Last year I spoke to the founders of Trade Radiators about their story of starting the business from a £1 eBay ad. At the time they were running a competition offering £3,000 to a tradesperson looking to take on an apprentice to help grow there business.
The winner turned out to be Sam Smith, owner at S.G.Smith Plumbing and Heating in Derby. He went onto take on Jacob Ball (17) as an apprentice. I wanted to see the final impact of the competition run by Trade Radiators on S.G.Smith Plumbing and Heating. So here's my interview with Sam:
Why did you enter the competition?
I heard about the competition through Rated People. I received their monthly newsletter which advertised the competition. I’ve been self-employed since 2012, so I thought that it would be a great way to help me and my plumbing business expand.
I wasn’t looking for an apprentice at the time since I’d not been long working full-time myself and could not finance it. As a result, when I saw news of the competition I thought, go for it and see what happens!
Hiring an apprentice wouldn’t only help me, but it would be beneficial for the apprentice themselves in allowing them the opportunity to get into the trade.
What benefits does taking on an apprentice have for your business?
Having an apprentice means giving me much needed help for every day, time-consuming tasks. The can be anything from helping to get things from the van, taking phone calls and assisting me on jobs.
The added extra support really helpful, and in the long run saves me money and time, meaning that we can get the job done quicker together.
Why is it important that more is done to encourage apprenticeships?
I think more should be done to advertise apprenticeships, as I don’t feel that awareness of them is high enough, and a lot of people don’t know that they are even out there. I did an apprenticeship myself, but it took a whole year for me to find one, it was really difficult. The reason I heard about it was through my uncle, as he knew someone who was looking for one. It came down to who you know.

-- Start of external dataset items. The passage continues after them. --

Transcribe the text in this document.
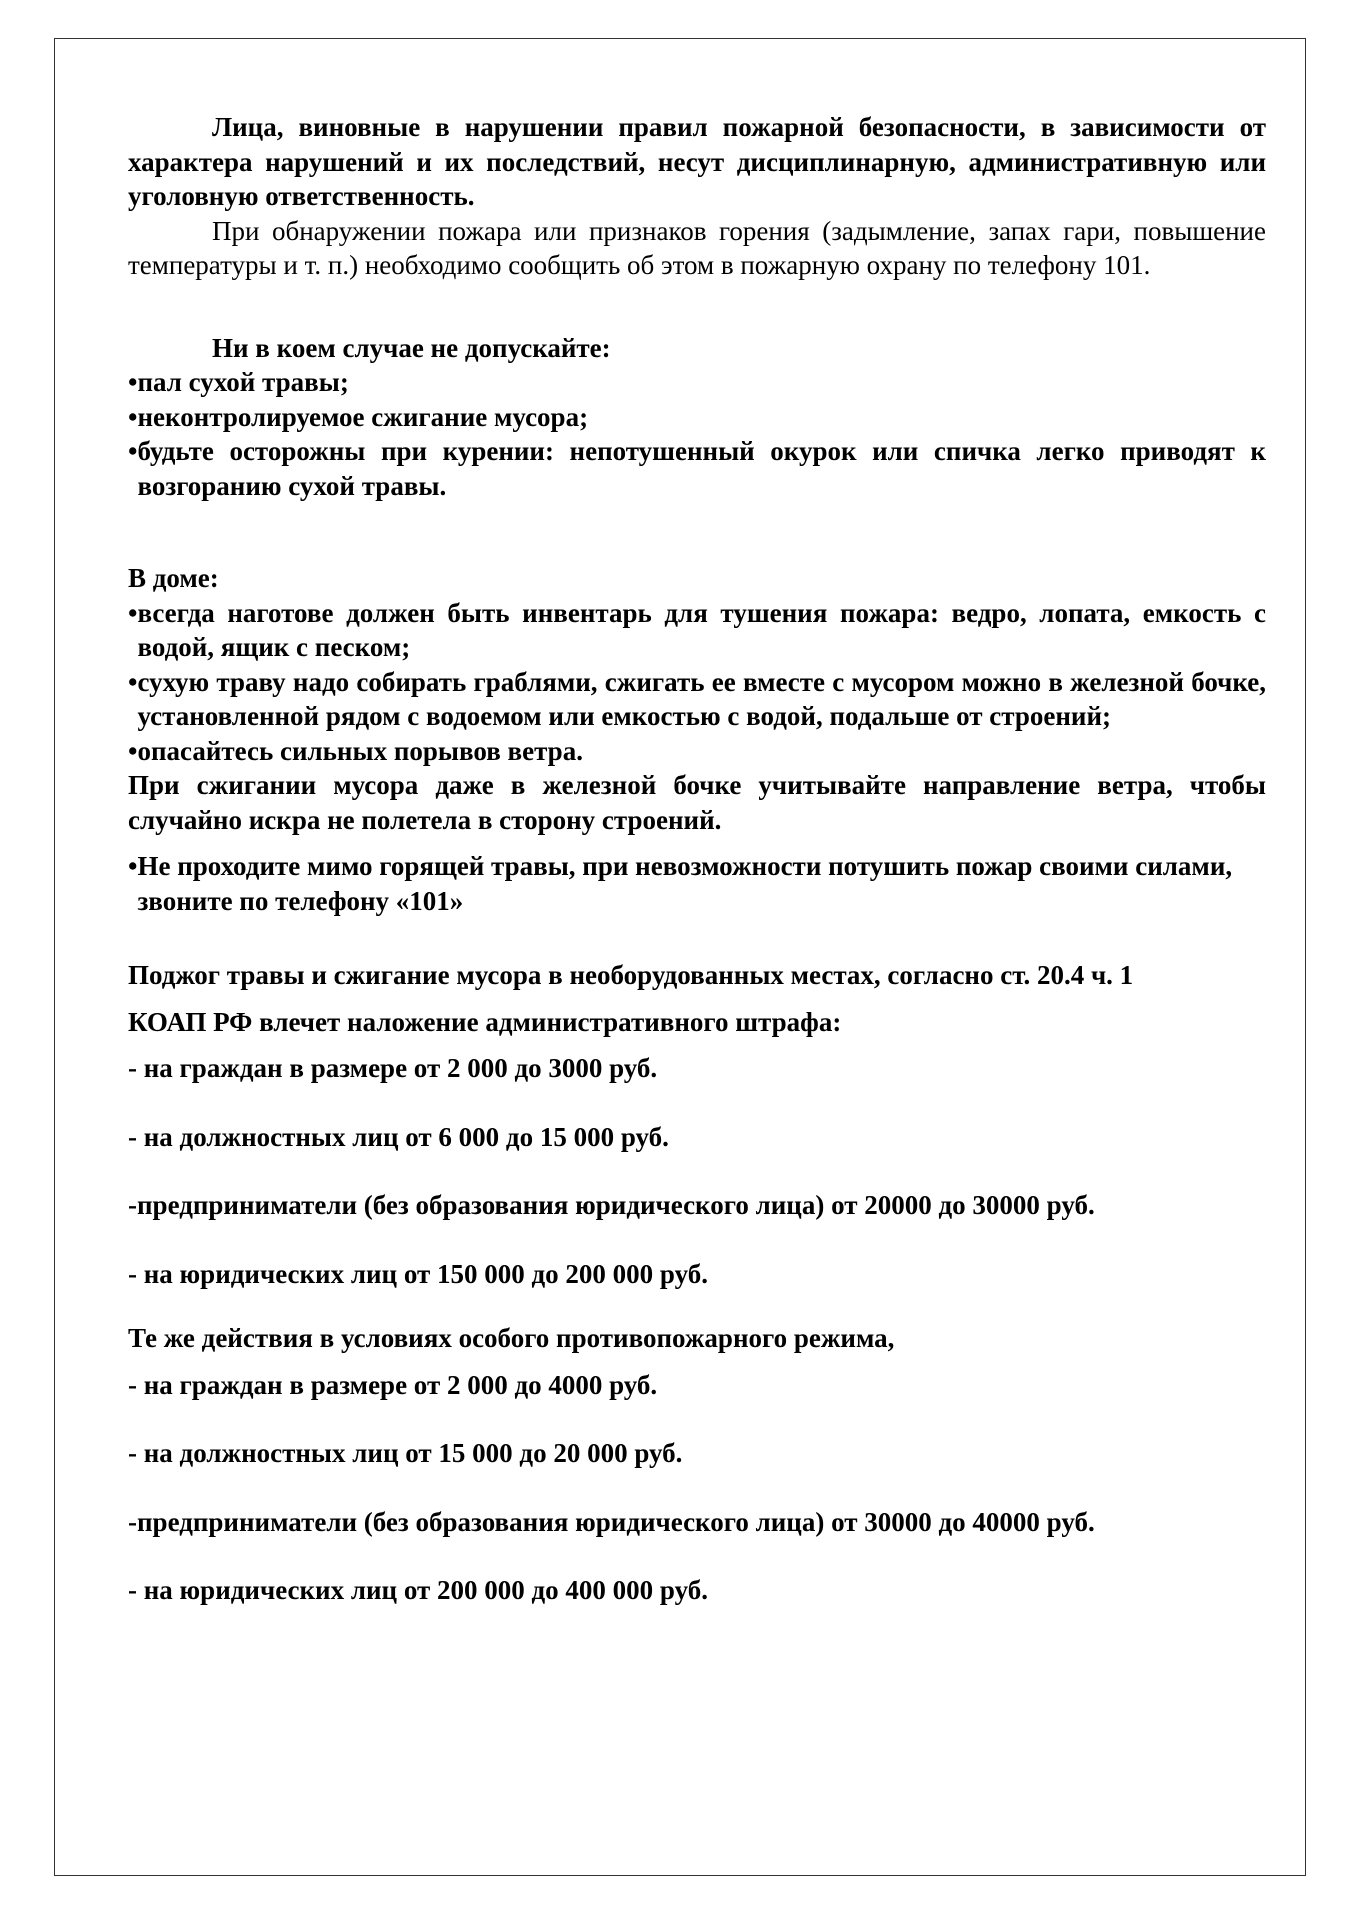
Лица, виновные в нарушении правил пожарной безопасности, в зависимости от характера нарушений и их последствий, несут дисциплинарную, административную или уголовную ответственность.

При обнаружении пожара или признаков горения (задымление, запах гари, повышение температуры и т. п.) необходимо сообщить об этом в пожарную охрану по телефону 101.

Ни в коем случае не допускайте:

• пал сухой травы;
• неконтролируемое сжигание мусора;
• будьте осторожны при курении: непотушенный окурок или спичка легко приводят к возгоранию сухой травы.

В доме:

• всегда наготове должен быть инвентарь для тушения пожара: ведро, лопата, емкость с водой, ящик с песком;
• сухую траву надо собирать граблями, сжигать ее вместе с мусором можно в железной бочке, установленной рядом с водоемом или емкостью с водой, подальше от строений;
• опасайтесь сильных порывов ветра.

При сжигании мусора даже в железной бочке учитывайте направление ветра, чтобы случайно искра не полетела в сторону строений.

• Не проходите мимо горящей травы, при невозможности потушить пожар своими силами, звоните по телефону «101»

Поджог травы и сжигание мусора в необорудованных местах, согласно ст. 20.4 ч. 1

КОАП РФ влечет наложение административного штрафа:

- на граждан в размере от 2 000 до 3000 руб.

- на должностных лиц от 6 000 до 15 000 руб.

-предприниматели (без образования юридического лица) от 20000 до 30000 руб.

- на юридических лиц от 150 000 до 200 000 руб.

Те же действия в условиях особого противопожарного режима,

- на граждан в размере от 2 000 до 4000 руб.

- на должностных лиц от 15 000 до 20 000 руб.

-предприниматели (без образования юридического лица) от 30000 до 40000 руб.

- на юридических лиц от 200 000 до 400 000 руб.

An apprenticeship is definitely not for everyone, but there should be information out there to help employers find the right people. Some employers think that an apprentice will slow them down initially – they need to pay extra insurance costs too, so these are all disincentives to hire an apprentice. When it can already be financially difficult, they might think it’s not worth it and just work long hours to do the extra work themselves. It takes two to four years to fully train an apprentice, so it’s a real time and money investment.

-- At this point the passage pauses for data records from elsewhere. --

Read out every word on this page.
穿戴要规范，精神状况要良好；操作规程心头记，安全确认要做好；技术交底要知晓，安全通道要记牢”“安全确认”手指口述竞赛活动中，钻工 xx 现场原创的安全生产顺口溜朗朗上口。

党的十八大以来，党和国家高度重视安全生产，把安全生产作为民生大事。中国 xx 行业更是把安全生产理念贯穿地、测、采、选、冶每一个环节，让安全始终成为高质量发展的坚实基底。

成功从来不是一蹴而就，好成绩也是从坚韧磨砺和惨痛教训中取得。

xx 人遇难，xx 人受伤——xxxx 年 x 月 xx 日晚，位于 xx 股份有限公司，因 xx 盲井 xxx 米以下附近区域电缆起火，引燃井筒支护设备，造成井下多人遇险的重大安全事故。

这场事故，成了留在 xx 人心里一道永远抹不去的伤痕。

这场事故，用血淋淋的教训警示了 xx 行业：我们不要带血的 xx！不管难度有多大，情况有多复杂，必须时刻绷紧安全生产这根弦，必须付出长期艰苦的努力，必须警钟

It’s really competitive to get one too; some young people apply for them and don’t hear anything back. I applied for at least 30, I looked in the Yellow Pages and picked out every one I could find – from the big to the small ‘one-man-band’ local ones! Jacob Ball (17), the apprentice I hired with the competition prize had also applied for many and had not heard anything back. It had been a real struggle and the Trade Radiators competition really helped us both.
How important do you think apprenticeships are for apprentices? And their future career growth?
I think that it’s essential for those who want to go into the trade to undertake an apprenticeship. College is great for learning the theory, but you cannot pick up all the skills needed without having the experience of an apprenticeship too. All the little shortcuts, tricks of the trade are taught much faster learning on the job. I myself find I learn better watching someone do something rather than being told how to do it. The practical element is most important, so apprenticeships give apprentices a head start on the practical side of the job.
What is the main barrier stopping businesses taking on apprentices?
The two biggest factors that hinder businesses taking on apprentices are time and money. Some people are just scraping by financially in their business, so for them the money aspect is more prominent and to take someone else on just isn’t an option, even if they have enough work coming in for two people. It’s hard to say yes tomorrow during the dry spells when business is quiet.
The time aspect can put people off too, it can be very labour consuming to train someone up, especially at the beginning. There will be that initial period where you need to invest a bit of time for it to be beneficial at the other end.
Not a lot of people are aware about government funding available either. I certainly didn’t know about the option, or even how to go about applying for it. I think it’s important to make that information more readily available.
What advice would you give any businesses looking to take on apprentices?
It’s something definitely worth considering if you’re able to take one on and if you’ve for the workload to share. If you can train an apprentice up to a good enough standard, they can do some of the work for you and end up making you money, you need to speculate to accumulate. Look at the bigger picture, although the initial stages may seem daunting to invest the time and money, the long term effects will be worth the extra work.
What advice would you give any apprentices?
Don’t give up; keep contacting local colleges and universities, job and advertising boards can be useful. Simple Google search businesses in your local area to read up about what might be on offer near you. Contact people directly to show your interest. Just find out as much information as you can. The more informed you are, the better your chances are in finding a suitable apprenticeship.
Once you do secure a job, you’ll find that you’ll be thrown into the deep end and be expected to learn fast while working on site, so make sure and be read up about that side of it as much as you can and just take it from there. Take your time in deciding what type of apprenticeship you might want to do. It’s challenging work, so having a strong work ethic is a must.
Thanks very much for your insight into apprenticeships and the effect on a business.